Music has long been one of the vehicles through which our society has addressed and demanded solutions for our pain points. It has traditionally been more accessible as TV’s were cost prohibitive in their early years. Sam Cooke was instrumental in the 60’s as “A Change Is Gonna Come” became an anthem of the civil rights movement, Marvin Gaye spoke for the people of the 70s with  “What’s Going On?” and acts like NWA and Public Enemy carried this torch into the 90s. At a certain point these artists transcended their musical output and became a social force. With this release, Donald Glover has also crossed that line, very intentionally leveraging the power of his voice for social justice.

He’s made such a fuss that even his director and choreographer are getting famous.  Sherrie Silver, the video’s West African choreographer, has been covered in Vice, Fader, Glamour, Hypebeast and more. She also recently released a dance tutorial so you can dance just like the music video. The director Hiro Murai, one of Glover’s frequent collaborators, has been seen in the The New York Times, HighSnobiety and Vanity Fair amongst others. Perhaps some of the attention falling on the supporting cast this time around stems from Glover’s refusal to explain his art.
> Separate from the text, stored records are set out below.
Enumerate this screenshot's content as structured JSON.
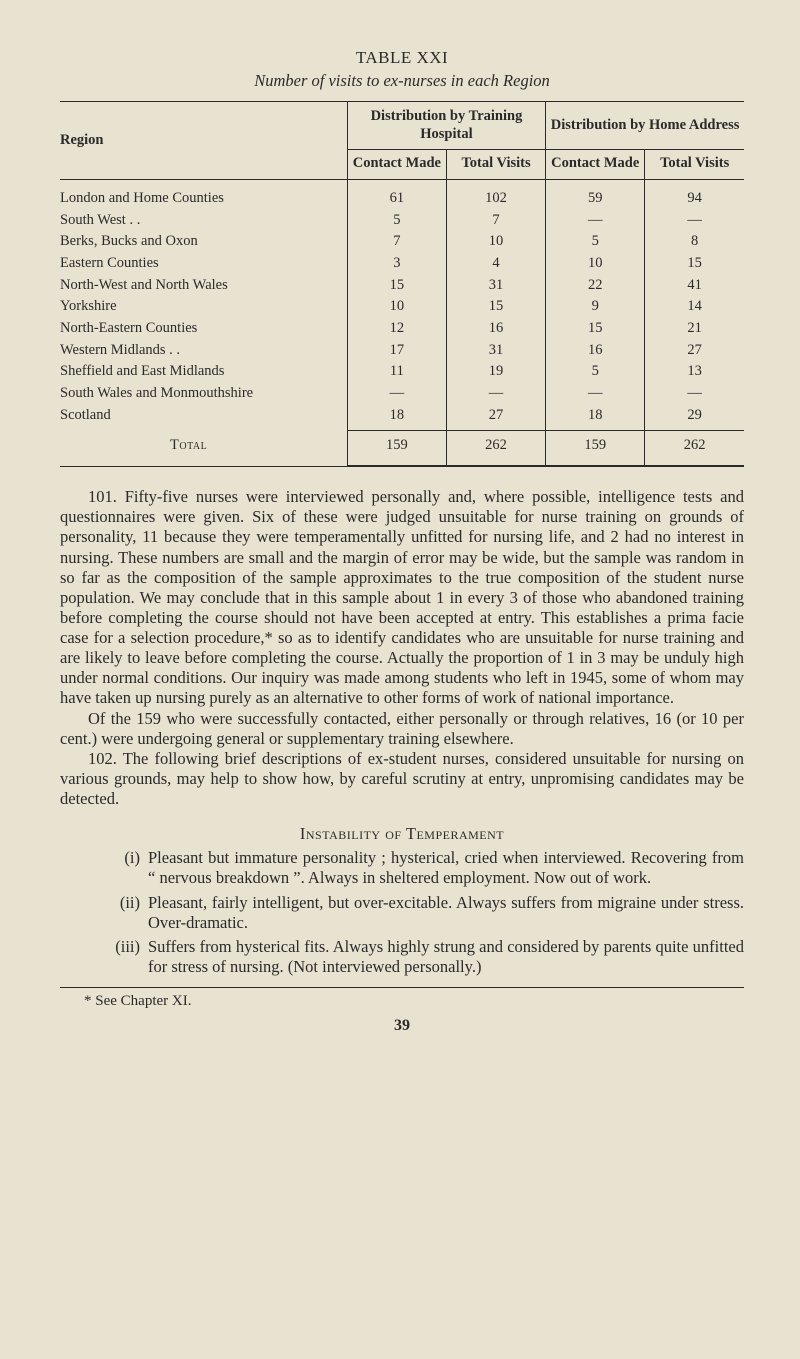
{
  "table": {
    "title": "TABLE XXI",
    "caption": "Number of visits to ex-nurses in each Region",
    "region_header": "Region",
    "group_headers": [
      "Distribution by Training Hospital",
      "Distribution by Home Address"
    ],
    "sub_headers": [
      "Contact Made",
      "Total Visits",
      "Contact Made",
      "Total Visits"
    ],
    "rows": [
      {
        "label": "London and Home Counties",
        "v": [
          "61",
          "102",
          "59",
          "94"
        ]
      },
      {
        "label": "South West . .",
        "v": [
          "5",
          "7",
          "—",
          "—"
        ]
      },
      {
        "label": "Berks, Bucks and Oxon",
        "v": [
          "7",
          "10",
          "5",
          "8"
        ]
      },
      {
        "label": "Eastern Counties",
        "v": [
          "3",
          "4",
          "10",
          "15"
        ]
      },
      {
        "label": "North-West and North Wales",
        "v": [
          "15",
          "31",
          "22",
          "41"
        ]
      },
      {
        "label": "Yorkshire",
        "v": [
          "10",
          "15",
          "9",
          "14"
        ]
      },
      {
        "label": "North-Eastern Counties",
        "v": [
          "12",
          "16",
          "15",
          "21"
        ]
      },
      {
        "label": "Western Midlands . .",
        "v": [
          "17",
          "31",
          "16",
          "27"
        ]
      },
      {
        "label": "Sheffield and East Midlands",
        "v": [
          "11",
          "19",
          "5",
          "13"
        ]
      },
      {
        "label": "South Wales and Monmouthshire",
        "v": [
          "—",
          "—",
          "—",
          "—"
        ]
      },
      {
        "label": "Scotland",
        "v": [
          "18",
          "27",
          "18",
          "29"
        ]
      }
    ],
    "total_label": "Total",
    "total": [
      "159",
      "262",
      "159",
      "262"
    ]
  },
  "para1": "101. Fifty-five nurses were interviewed personally and, where possible, intelligence tests and questionnaires were given. Six of these were judged unsuitable for nurse training on grounds of personality, 11 because they were temperamentally unfitted for nursing life, and 2 had no interest in nursing. These numbers are small and the margin of error may be wide, but the sample was random in so far as the composition of the sample approximates to the true composition of the student nurse population. We may conclude that in this sample about 1 in every 3 of those who abandoned training before completing the course should not have been accepted at entry. This establishes a prima facie case for a selection procedure,* so as to identify candidates who are unsuitable for nurse training and are likely to leave before completing the course. Actually the proportion of 1 in 3 may be unduly high under normal conditions. Our inquiry was made among students who left in 1945, some of whom may have taken up nursing purely as an alternative to other forms of work of national importance.",
  "para2": "Of the 159 who were successfully contacted, either personally or through relatives, 16 (or 10 per cent.) were undergoing general or supplementary training elsewhere.",
  "para3": "102. The following brief descriptions of ex-student nurses, considered unsuitable for nursing on various grounds, may help to show how, by careful scrutiny at entry, unpromising candidates may be detected.",
  "section_head": "Instability of Temperament",
  "items": [
    {
      "mark": "(i)",
      "text": "Pleasant but immature personality ; hysterical, cried when interviewed. Recovering from “ nervous breakdown ”. Always in sheltered employment. Now out of work."
    },
    {
      "mark": "(ii)",
      "text": "Pleasant, fairly intelligent, but over-excitable. Always suffers from migraine under stress. Over-dramatic."
    },
    {
      "mark": "(iii)",
      "text": "Suffers from hysterical fits. Always highly strung and considered by parents quite unfitted for stress of nursing. (Not interviewed personally.)"
    }
  ],
  "footnote": "* See Chapter XI.",
  "page_number": "39",
  "colors": {
    "background": "#e8e2d1",
    "text": "#2a2a2a"
  },
  "typography": {
    "body_fontsize_pt": 12,
    "table_fontsize_pt": 11,
    "font_family": "Times New Roman"
  }
}
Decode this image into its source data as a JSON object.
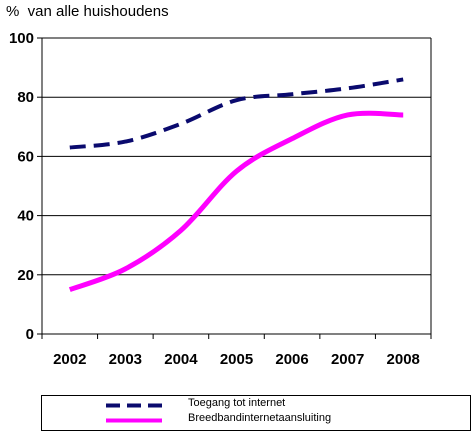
{
  "unit_label": "%  van alle huishoudens",
  "chart_data": {
    "type": "line",
    "title": "",
    "ylabel": "%  van alle huishoudens",
    "xlabel": "",
    "x": [
      "2002",
      "2003",
      "2004",
      "2005",
      "2006",
      "2007",
      "2008"
    ],
    "ylim": [
      0,
      100
    ],
    "yticks": [
      0,
      20,
      40,
      60,
      80,
      100
    ],
    "grid": true,
    "legend_position": "bottom",
    "series": [
      {
        "name": "Toegang tot internet",
        "values": [
          63,
          65,
          71,
          79,
          81,
          83,
          86
        ],
        "color": "#0a0a6e",
        "style": "dashed"
      },
      {
        "name": "Breedbandinternetaansluiting",
        "values": [
          15,
          22,
          35,
          55,
          66,
          74,
          74
        ],
        "color": "#ff00ff",
        "style": "solid"
      }
    ]
  }
}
Left with no answer or single clickbait headline from the man himself, the media has been grasping at straws in its attempt to make sense of the video.  

Well, if this is what the media wants they should be celebrating as 2018 is not poised to disappoint. From Black Panther in February to This Is America now, it’s looking like a year for activist art. Spike Lee’s latest piece, BlacKkKlansman is already making ripples at Cannes and is sure to make waves when it hits theatres. There are an ever increasing number of social injustices and art that tackles these issues thoughtfully will always have a welcome place. Art that tries and fails will be laughed off the stage. That’s why no one is toasting Donald Glover’s success with a Pepsi.

Comments: 3

  • Nick Freilich May 18, 2018 5:37 am

    I appreciate this coverage of Glover’s terrific work, but I believe you’ve miscredited him for having been on 30 Rock – I imagine you meant Community?

      • Nick May 20, 2018 12:52 am

        Right you are! Thanks for clarifying.